I have a question regarding the external validity of semi-parametric models in prediction of time-to-event outcomes based on baseline predictor measurements only (no time-dependent covariates).
In clinical prediction modelling, it is key that a model performs well outside the derivation dataset. To this end, prediction models are validated in data that were not part of the derivation modelling process. For validation of a Cox proportional hazard model, absolute risk predictions would be obtained using information on the t-year baseline hazard from the derivation dataset, coefficients estimated in the derivation dataset and covariate input from the validation dataset.
For example, if I’d want to obtain the 10-year cardiovascular disease prediction for a male in the general population, I could consult a Framingham prediction model, and go to
https://framinghamheartstudy.org/fhs-risk-functions/cardiovascular-disease-10-year-risk/
The reported 10-year baseline hazard (0.88936) could be exponentiated by a centered linear predictor obtained from the reported coefficients and some covariate input to obtain a risk prediction.

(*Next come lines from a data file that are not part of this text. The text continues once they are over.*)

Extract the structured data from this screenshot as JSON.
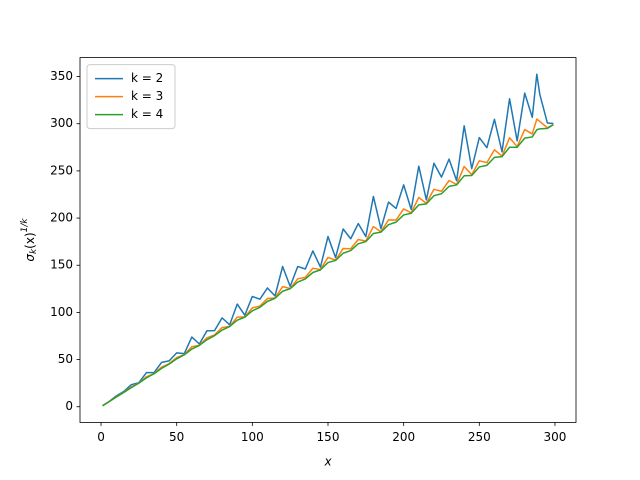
{
  "chart_data": {
    "type": "line",
    "xlabel": "x",
    "ylabel": [
      "σ",
      "k",
      "(x)",
      "1/k"
    ],
    "x": [
      1,
      5,
      10,
      15,
      20,
      25,
      30,
      35,
      40,
      45,
      50,
      55,
      60,
      65,
      70,
      75,
      80,
      85,
      90,
      95,
      100,
      105,
      110,
      115,
      120,
      125,
      130,
      135,
      140,
      145,
      150,
      155,
      160,
      165,
      170,
      175,
      180,
      185,
      190,
      195,
      200,
      205,
      210,
      215,
      220,
      225,
      230,
      235,
      240,
      245,
      250,
      255,
      260,
      265,
      270,
      275,
      280,
      285,
      288,
      290,
      295,
      299
    ],
    "series": [
      {
        "name": "k = 2",
        "color": "#1f77b4",
        "values": [
          1,
          5.1,
          11.4,
          16.1,
          23.4,
          25.5,
          36.1,
          36.1,
          47.0,
          48.6,
          57.1,
          56.3,
          73.9,
          66.5,
          80.6,
          80.7,
          94.2,
          86.8,
          108.8,
          97.0,
          116.9,
          114.0,
          125.9,
          117.4,
          148.7,
          127.6,
          148.7,
          146.0,
          165.2,
          148.0,
          180.4,
          158.1,
          188.4,
          178.1,
          194.2,
          180.4,
          222.9,
          188.7,
          216.9,
          210.2,
          235.2,
          209.1,
          255.0,
          219.3,
          258.1,
          243.4,
          262.5,
          239.7,
          297.8,
          252.4,
          285.3,
          274.6,
          304.7,
          270.3,
          326.5,
          281.8,
          332.4,
          306.8,
          352.5,
          330.9,
          300.8,
          300.2
        ]
      },
      {
        "name": "k = 3",
        "color": "#ff7f0e",
        "values": [
          1,
          5.0,
          10.4,
          15.2,
          21.0,
          25.1,
          31.7,
          35.1,
          41.9,
          45.7,
          52.1,
          55.2,
          63.6,
          65.2,
          73.1,
          76.1,
          83.9,
          85.2,
          95.0,
          95.2,
          104.8,
          106.7,
          114.7,
          115.3,
          127.3,
          125.3,
          135.6,
          137.1,
          146.8,
          145.4,
          158.3,
          155.4,
          167.7,
          167.5,
          177.3,
          175.6,
          191.0,
          185.5,
          198.1,
          197.9,
          209.7,
          205.5,
          221.9,
          215.6,
          230.5,
          228.4,
          239.8,
          235.6,
          254.7,
          245.9,
          260.7,
          258.8,
          272.4,
          265.7,
          285.1,
          275.8,
          293.8,
          289.2,
          304.9,
          302.4,
          295.7,
          299.1
        ]
      },
      {
        "name": "k = 4",
        "color": "#2ca02c",
        "values": [
          1,
          5.0,
          10.2,
          15.1,
          20.3,
          25.0,
          30.6,
          35.0,
          40.7,
          45.2,
          50.8,
          55.0,
          61.2,
          65.0,
          71.1,
          75.3,
          81.3,
          85.0,
          91.7,
          95.0,
          101.7,
          105.4,
          111.7,
          115.0,
          122.4,
          125.1,
          132.1,
          135.5,
          142.3,
          145.1,
          152.8,
          155.1,
          162.7,
          165.6,
          172.7,
          175.1,
          183.6,
          185.1,
          193.0,
          195.7,
          203.3,
          205.1,
          214.0,
          215.1,
          223.7,
          225.8,
          233.6,
          235.1,
          244.8,
          245.1,
          254.2,
          255.9,
          264.3,
          265.1,
          275.1,
          275.1,
          284.7,
          286.0,
          293.6,
          294.6,
          295.1,
          299.0
        ]
      }
    ],
    "xlim": [
      -13.9,
      313.9
    ],
    "xticks": [
      0,
      50,
      100,
      150,
      200,
      250,
      300
    ],
    "ylim": [
      -16.6,
      370.1
    ],
    "yticks": [
      0,
      50,
      100,
      150,
      200,
      250,
      300,
      350
    ],
    "grid": false,
    "legend": "upper left"
  }
}
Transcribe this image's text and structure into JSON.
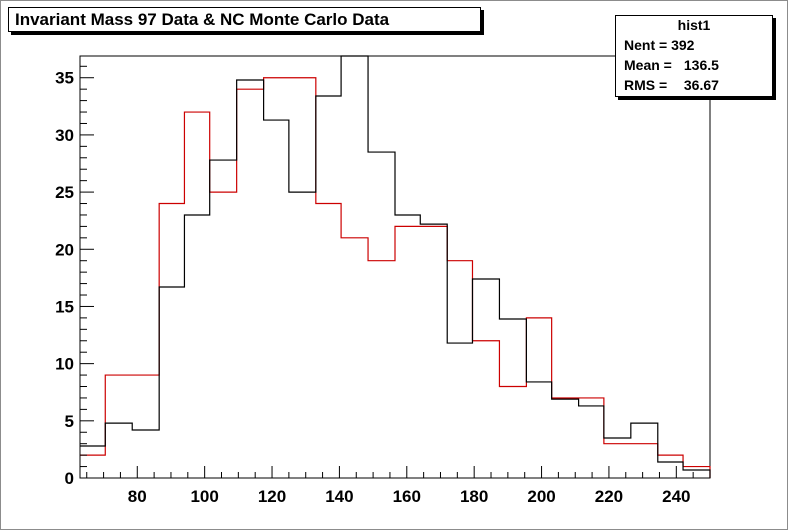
{
  "window": {
    "title": "Invariant Mass 97 Data & NC Monte Carlo Data"
  },
  "stats": {
    "name": "hist1",
    "rows": [
      {
        "label": "Nent = 392",
        "value": ""
      },
      {
        "label": "Mean  =",
        "value": "136.5"
      },
      {
        "label": "RMS   =",
        "value": "36.67"
      }
    ]
  },
  "colors": {
    "data": "#000000",
    "mc": "#cc0000",
    "frame": "#000000"
  },
  "chart_data": {
    "type": "histogram",
    "title": "Invariant Mass 97 Data & NC Monte Carlo Data",
    "xlim": [
      63,
      250
    ],
    "ylim": [
      0,
      36.9
    ],
    "xticks": [
      80,
      100,
      120,
      140,
      160,
      180,
      200,
      220,
      240
    ],
    "yticks": [
      0,
      5,
      10,
      15,
      20,
      25,
      30,
      35
    ],
    "bin_edges": [
      63,
      70.5,
      78.5,
      86.5,
      94,
      101.5,
      109.5,
      117.5,
      125,
      133,
      140.5,
      148.5,
      156.5,
      164,
      172,
      179.5,
      187.5,
      195.5,
      203,
      211,
      218.5,
      226.5,
      234.5,
      242,
      250
    ],
    "series": [
      {
        "name": "97 Data",
        "color": "#000000",
        "values": [
          2.8,
          4.8,
          4.2,
          16.7,
          23,
          27.8,
          34.8,
          31.3,
          25,
          33.4,
          36.9,
          28.5,
          23,
          22.2,
          11.8,
          17.4,
          13.9,
          8.4,
          6.9,
          6.3,
          3.5,
          4.8,
          1.4,
          0.7
        ]
      },
      {
        "name": "NC Monte Carlo",
        "color": "#cc0000",
        "values": [
          2,
          9,
          9,
          24,
          32,
          25,
          34,
          35,
          35,
          24,
          21,
          19,
          22,
          22,
          19,
          12,
          8,
          14,
          7,
          7,
          3,
          3,
          2,
          1
        ]
      }
    ]
  }
}
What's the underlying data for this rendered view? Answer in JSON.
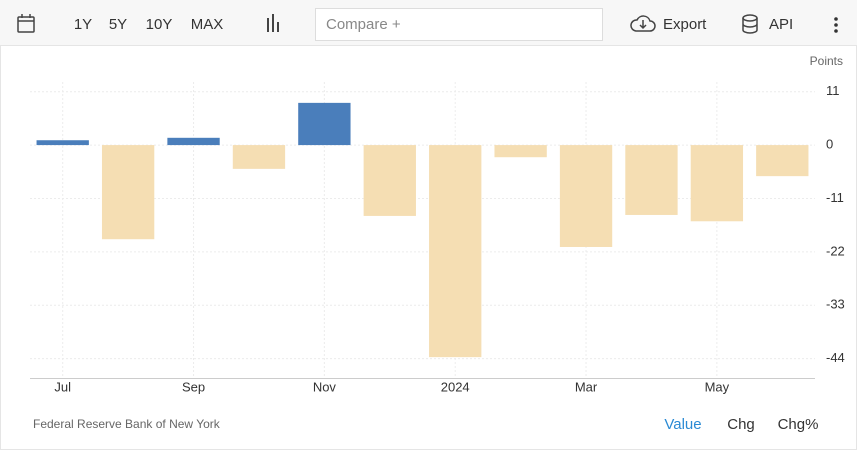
{
  "toolbar": {
    "ranges": [
      "1Y",
      "5Y",
      "10Y",
      "MAX"
    ],
    "compare": "Compare +",
    "export": "Export",
    "api": "API"
  },
  "chart_data": {
    "type": "bar",
    "y_label": "Points",
    "categories": [
      "Jul",
      null,
      "Sep",
      null,
      "Nov",
      null,
      "2024",
      null,
      "Mar",
      null,
      "May",
      null
    ],
    "values": [
      1,
      -19.4,
      1.5,
      -4.9,
      8.7,
      -14.6,
      -43.7,
      -2.5,
      -21,
      -14.4,
      -15.7,
      -6.4
    ],
    "positive_color": "#4a7ebb",
    "negative_color": "#f5deb3",
    "ylim": [
      -48,
      13
    ],
    "yticks": [
      11,
      0,
      -11,
      -22,
      -33,
      -44
    ],
    "grid": true
  },
  "footer": {
    "source": "Federal Reserve Bank of New York",
    "tabs": [
      "Value",
      "Chg",
      "Chg%"
    ]
  }
}
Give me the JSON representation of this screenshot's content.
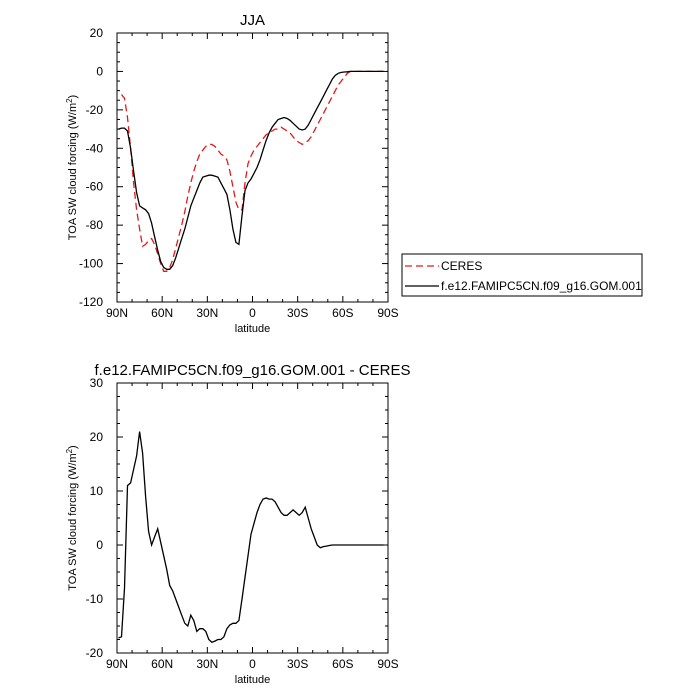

I’m wondering: how valid is the reported baseline hazard at 10 years for new individuals?
Alternatively, the baseline hazard could have been modelled parametrically, which of course entails the risk of misspecification. For prediction modelling, however, I am curious whether parametric baseline hazards could reduce the likelihood of overfitting with respect to derivation data.
Do you have any thoughts on this or suggestions for further reading? Many thanks in advance!